Maecenas tempor, ex at maximus efficitur, felis sem ultrices ligula, ut hendrerit purus eros ac urna. Vestibulum ut vestibulum tortor. Orci varius natoque penatibus et magnis dis parturient montes, nascetur ridiculus mus. Cras eu lectus quam. Nunc ligula arcu, auctor sit amet tellus eleifend, facilisis laoreet odio. Donec placerat urna eleifend blandit porttitor.

Nunc magna turpis, tristique at dictum vel, sollicitudin blandit felis. Morbi aliquam elit et pellentesque vulputate.
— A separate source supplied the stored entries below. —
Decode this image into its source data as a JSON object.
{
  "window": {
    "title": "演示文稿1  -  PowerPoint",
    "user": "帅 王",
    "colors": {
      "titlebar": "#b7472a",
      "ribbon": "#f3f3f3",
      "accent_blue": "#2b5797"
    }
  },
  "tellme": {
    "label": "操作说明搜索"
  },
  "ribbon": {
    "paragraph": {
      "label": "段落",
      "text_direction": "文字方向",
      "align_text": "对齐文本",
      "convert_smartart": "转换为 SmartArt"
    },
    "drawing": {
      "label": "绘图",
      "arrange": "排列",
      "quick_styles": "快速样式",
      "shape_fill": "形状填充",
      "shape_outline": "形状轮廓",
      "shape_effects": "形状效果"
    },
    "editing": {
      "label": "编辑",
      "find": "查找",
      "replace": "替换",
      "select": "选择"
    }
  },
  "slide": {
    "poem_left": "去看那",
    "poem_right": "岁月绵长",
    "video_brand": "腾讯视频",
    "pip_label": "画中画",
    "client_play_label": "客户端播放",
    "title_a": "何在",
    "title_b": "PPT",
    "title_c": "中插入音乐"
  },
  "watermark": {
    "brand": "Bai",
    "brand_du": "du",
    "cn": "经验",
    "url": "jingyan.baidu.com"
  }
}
Donec elementum, ante quis ornare porttitor, tortor dolor vestibulum velit, et viverra enim massa vitae ex.

Validity and Reliability of 3D Us for Detection of Erosions in Patients with Rheumatoid Arthritis using MRI as Gold Standard

Validity and Reliability of 3D Us for Detection of Erosions in Patients with Rheumatoid Arthritis using MRI as Gold Standard

Maecenas tempor, ex at maximus efficitur, felis sem ultrices ligula, ut hendrerit purus eros ac urna. Vestibulum ut vestibulum tortor. Orci varius natoque penatibus et magnis dis parturient montes, nascetur ridiculus mus. Cras eu lectus quam. Nunc ligula arcu, auctor sit amet tellus eleifend, facilisis laoreet odio. Donec placerat urna eleifend blandit porttitor.

Nunc magna turpis, tristique at dictum vel, sollicitudin blandit felis. Morbi aliquam elit et pellentesque vulputate. Donec elementum, ante quis ornare porttitor, tortor dolor vestibulum velit, et viverra enim massa vitae ex.